За бараком орут чьи-то дети. Лень пристрелить. Подброшен был в начальственный УАЗик, ребенок обмотан «поясом шахида». Обмотан непрофессионально — саперы быстро разобрались что к чему. Пырнули пару раз штык-ножом в спинку — затих, но все еще ворочается — покрикивает, крови мало вытекло. Частый случай — женщины, оставшись без мужей, продают одного ребенка, чтобы прокормить других, если нет возможности продать — подбрасывают более богатым родственникам, если нет и таких, то — жест отчаяния — минируют детей и отдают в руки солдатам, сажают на дороге, зная где проедет колонна грузовиков. Сидит этакий пупс на дороге. Колонна мчится. Останавливается, выходит из бронетранспортера солдат — отбросить дитя подальше, а тут как рванет! — остался солдат без рук, а зачастую и без головы. Позднее стали расстреливать таких вот «пупсиков» с дальнего расстояния. А тут вот прям в УАЗик кинули. С открытым верхом машина шла. Упало с неба дитё, рубашка задралась, а под ней — лента тротиловая, чуть от страха в кювет не слетели.

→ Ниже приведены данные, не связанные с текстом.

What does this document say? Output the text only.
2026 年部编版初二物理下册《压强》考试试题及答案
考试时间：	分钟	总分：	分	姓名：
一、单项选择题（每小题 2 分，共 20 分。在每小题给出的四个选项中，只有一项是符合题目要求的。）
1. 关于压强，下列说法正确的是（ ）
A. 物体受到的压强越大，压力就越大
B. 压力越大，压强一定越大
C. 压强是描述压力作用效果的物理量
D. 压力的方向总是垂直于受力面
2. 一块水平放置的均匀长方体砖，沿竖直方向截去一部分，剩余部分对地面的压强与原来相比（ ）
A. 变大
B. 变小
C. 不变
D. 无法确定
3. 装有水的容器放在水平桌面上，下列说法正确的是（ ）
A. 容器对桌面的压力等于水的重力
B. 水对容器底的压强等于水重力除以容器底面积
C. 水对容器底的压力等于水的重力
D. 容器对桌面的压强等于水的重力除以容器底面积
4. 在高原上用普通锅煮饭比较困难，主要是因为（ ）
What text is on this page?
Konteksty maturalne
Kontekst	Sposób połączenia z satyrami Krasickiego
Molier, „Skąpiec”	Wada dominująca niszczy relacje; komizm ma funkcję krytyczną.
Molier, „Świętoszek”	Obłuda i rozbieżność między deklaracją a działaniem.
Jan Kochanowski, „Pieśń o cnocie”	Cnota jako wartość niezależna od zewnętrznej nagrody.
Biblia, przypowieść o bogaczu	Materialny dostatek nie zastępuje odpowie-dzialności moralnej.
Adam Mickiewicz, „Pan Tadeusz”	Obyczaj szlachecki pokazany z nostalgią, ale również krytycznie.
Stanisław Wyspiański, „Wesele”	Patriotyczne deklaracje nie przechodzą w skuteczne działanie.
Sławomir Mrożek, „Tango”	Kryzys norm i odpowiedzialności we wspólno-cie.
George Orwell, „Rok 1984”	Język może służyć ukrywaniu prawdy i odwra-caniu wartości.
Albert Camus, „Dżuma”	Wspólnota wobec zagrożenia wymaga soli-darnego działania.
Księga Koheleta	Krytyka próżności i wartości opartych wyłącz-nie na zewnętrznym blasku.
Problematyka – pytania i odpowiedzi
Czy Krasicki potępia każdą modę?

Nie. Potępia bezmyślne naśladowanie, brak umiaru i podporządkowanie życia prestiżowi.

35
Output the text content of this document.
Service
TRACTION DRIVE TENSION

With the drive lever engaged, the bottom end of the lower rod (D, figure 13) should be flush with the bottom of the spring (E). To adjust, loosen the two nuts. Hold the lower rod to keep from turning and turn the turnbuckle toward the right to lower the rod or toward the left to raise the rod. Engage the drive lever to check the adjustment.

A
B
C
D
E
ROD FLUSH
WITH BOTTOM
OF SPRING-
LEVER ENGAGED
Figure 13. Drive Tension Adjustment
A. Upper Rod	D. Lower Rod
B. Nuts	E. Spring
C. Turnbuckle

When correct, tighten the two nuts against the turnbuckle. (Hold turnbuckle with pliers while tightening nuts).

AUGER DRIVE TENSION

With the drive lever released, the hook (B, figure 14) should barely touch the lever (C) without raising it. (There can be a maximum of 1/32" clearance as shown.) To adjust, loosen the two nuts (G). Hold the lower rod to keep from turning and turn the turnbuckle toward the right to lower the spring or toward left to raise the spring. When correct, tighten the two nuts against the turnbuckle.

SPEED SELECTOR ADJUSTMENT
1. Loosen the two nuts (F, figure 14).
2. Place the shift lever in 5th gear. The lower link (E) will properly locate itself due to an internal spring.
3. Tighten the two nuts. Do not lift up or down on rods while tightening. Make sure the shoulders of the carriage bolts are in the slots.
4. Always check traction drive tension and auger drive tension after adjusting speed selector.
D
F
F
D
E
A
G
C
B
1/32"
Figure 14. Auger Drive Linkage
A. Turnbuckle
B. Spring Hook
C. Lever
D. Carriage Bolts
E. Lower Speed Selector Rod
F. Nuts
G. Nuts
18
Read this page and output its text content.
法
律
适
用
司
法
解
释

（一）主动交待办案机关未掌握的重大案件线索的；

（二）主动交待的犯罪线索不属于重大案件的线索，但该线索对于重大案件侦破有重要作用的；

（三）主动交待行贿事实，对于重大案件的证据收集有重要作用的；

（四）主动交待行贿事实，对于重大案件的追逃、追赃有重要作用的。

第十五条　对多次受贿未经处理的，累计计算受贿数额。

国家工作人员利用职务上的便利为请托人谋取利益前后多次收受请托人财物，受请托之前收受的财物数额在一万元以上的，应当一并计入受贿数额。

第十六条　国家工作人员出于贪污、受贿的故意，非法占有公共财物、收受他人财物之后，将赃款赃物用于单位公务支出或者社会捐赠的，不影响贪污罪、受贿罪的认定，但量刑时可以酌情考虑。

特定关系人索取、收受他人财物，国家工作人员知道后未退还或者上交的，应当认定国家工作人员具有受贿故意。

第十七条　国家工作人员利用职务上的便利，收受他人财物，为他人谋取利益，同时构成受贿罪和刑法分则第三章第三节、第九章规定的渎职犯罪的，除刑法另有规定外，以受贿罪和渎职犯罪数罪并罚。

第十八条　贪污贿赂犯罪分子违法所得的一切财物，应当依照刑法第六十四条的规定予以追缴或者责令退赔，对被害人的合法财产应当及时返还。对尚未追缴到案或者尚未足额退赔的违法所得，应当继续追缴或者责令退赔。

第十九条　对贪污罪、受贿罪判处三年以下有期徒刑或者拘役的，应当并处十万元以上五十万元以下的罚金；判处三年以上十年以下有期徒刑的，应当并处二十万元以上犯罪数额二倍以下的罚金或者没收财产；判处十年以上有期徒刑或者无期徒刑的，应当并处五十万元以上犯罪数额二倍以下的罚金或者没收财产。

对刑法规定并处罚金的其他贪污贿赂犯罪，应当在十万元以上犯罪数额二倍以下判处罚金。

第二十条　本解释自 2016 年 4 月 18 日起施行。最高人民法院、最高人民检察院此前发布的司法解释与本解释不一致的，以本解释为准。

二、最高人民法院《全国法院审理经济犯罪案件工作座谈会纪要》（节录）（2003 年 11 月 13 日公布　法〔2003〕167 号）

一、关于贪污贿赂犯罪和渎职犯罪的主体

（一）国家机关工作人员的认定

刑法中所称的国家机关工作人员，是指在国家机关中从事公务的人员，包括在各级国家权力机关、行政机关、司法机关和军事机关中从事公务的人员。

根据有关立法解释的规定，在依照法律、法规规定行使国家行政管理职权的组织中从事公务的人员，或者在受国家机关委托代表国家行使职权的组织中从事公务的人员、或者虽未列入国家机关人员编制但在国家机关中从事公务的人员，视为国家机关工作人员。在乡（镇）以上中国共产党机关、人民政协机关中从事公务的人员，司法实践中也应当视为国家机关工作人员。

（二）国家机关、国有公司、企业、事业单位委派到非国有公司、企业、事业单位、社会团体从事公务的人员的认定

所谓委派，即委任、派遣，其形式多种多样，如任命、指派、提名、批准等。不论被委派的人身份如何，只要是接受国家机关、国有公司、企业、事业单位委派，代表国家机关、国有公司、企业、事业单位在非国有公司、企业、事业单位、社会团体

Громко сморкается и поправляет автомат, соплю вытирает о штанину, медленно идет на кухню, глаза выискивают свободную щель, что еще не занята другими солдатами. Вокруг кухни собралось местное население, — на расстоянии примерно пяти метров — кухня обнесена «колючкой», и попасть к алюминиевой чашке может только человек с автоматом. Местное население предлагает свои щели ради гречки и бульонных кубиков. За порцию гречневой каши можно купить женщину на ночь — вполне здоровую, опробованную до этого солдатней, старухи отдаются за пригоршню бульонных кубиков.

Одна попалась на Рождество, видно, в первый раз с ней такое, ввели в бункер, подтолкнули автоматом, обмочилась от страха. Оказалась — учительницей работала до войны, пение преподавала в начальных классах, только с института — первый год практики. Потом трое суток у нее была практика — солдатские члены полон рот, щеки болели, губы уголок порван чуть. Уже не плакала когда ее повели убивать за сарай. За сараем отпустили в поле. Обезумела от дарованной свободы, побежала по полю — неизвестно куда и к кому. Сгинула. Потом оказалось, что русская учительница. Документы нашлись.